Skip to Main Content

University Library

LibGuides

OpenRefine

A free, open source, powerful tool for working with messy data.

Layout

Once you have imported your data, it is important to familiarize yourself with OpenRefine’s layout.

  1. In the top right corner there are three buttons:
    1. “Open…” returns you to the home screen where you can select projects.
    2. “Export” opens a dropdown menu of options to export your data.
    3. “Help” opens the OpenRefine User Documentation in a new tab in your browser.

  1. Below the bolded header stating how many rows/records there are two options:
    1. “Show as” allows you to change the grid view between rows and records. For more information on the difference between rows and records, see the explanation of Records and Rows below.
    2. “Show” allows you to change the number of rows/records visible in the grid view.

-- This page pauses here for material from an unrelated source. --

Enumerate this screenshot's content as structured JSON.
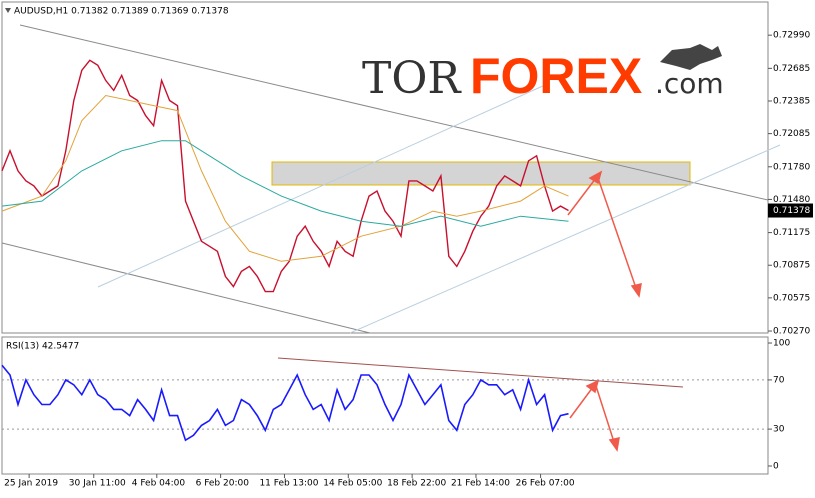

  1. In the center of the page is your data in the grid view, which looks similar to Excel. Features of the grid view include:
    1. Column headings with dropdown arrows for chosing functions
    2. Row/Record numbers and alternate row/record shading
    3. Selectable flags and stars

  1. On the left, there is a pane with two tabs:
    1. “Facet/Filter” allows you to work on selected sections of your data, including faceting, clustering, and filtering.
    2. “Undo/Redo” tracks and stores your history, allows you to undo or redo transformations, and export a JSON file of your transformations.

Records and Rows

There are two settings for the grid view in OpenRefine: rows or records.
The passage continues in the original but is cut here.